La faute intentionnelle en droit des assurances : cause d'exclusion de garantie

La faute intentionnelle commise par l'assuré permet à l'assureur d'opposer un refus de garantie dès lors que le sinistre s'est produit par la commission volontaire du fait dommageable ayant entraîné le dommage tel qu'il est survenu.

Définition de la faute intentionnelle en droit des assurances

L’article L.113-1 du Code des assurances définit le champ d’application d’un contrat d’assurance en précisant que :

Les pertes et les dommages occasionnés par des cas fortuits ou causés par la faute de l’assuré sont à la charge de l’assureur, sauf exclusion formelle et limitée contenue dans la police.

Toutefois, l’assureur ne répond pas des pertes et dommages provenant d’une faute intentionnelle ou dolosive de l’assuré.

Ainsi l’assureur n’est pas tenu de garantir les conséquences dommageables découlant d’une faute intentionnellement commise par l’assuré.

A la différence de la faute dolosive, la faute intentionnelle présuppose la connaissance par l’assuré, outre de la faute qu’il commet, des conséquences exactes que sa faute va engendrer.

La faute intentionnelle suppose en effet « un fait (c’est-à-dire un geste) volontairement commis, ce qui est une faute commise avec intention, et […] un dommage qui a été recherché par l’auteur de la faute » (Lamy assurances, 2016, n°189).

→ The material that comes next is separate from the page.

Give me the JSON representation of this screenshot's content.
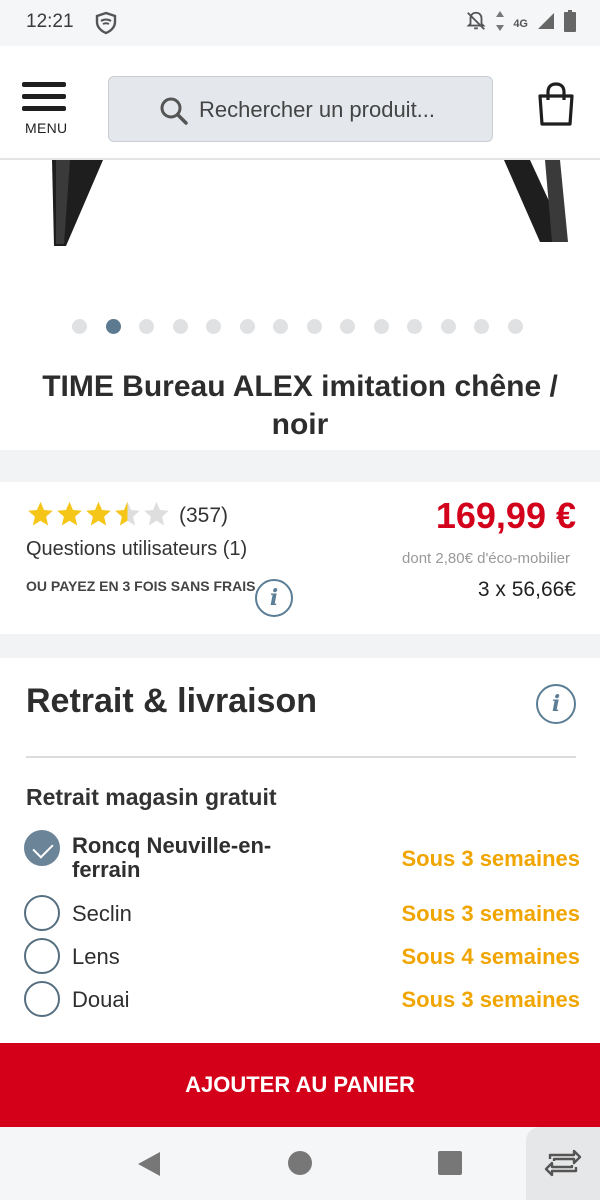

Il faut donc caractériser un fait volontaire (une faute), donc un état de conscience. L’état de démence de l’assuré au moment des faits dommageables fait ainsi obstacle à l’exclusion de garantie (Civ. 1ère 25 mars 1991). Il en est de même de l’état d’ignorance de l’assuré : un fabricant qui ignore les défauts d’un produit qu’il commercialise ne comment pas une faute intentionnelle (Civ. 1ère 25 janvier 1989).

Il faut également caractériser la volonté de créer le dommage tel qu’il est survenu.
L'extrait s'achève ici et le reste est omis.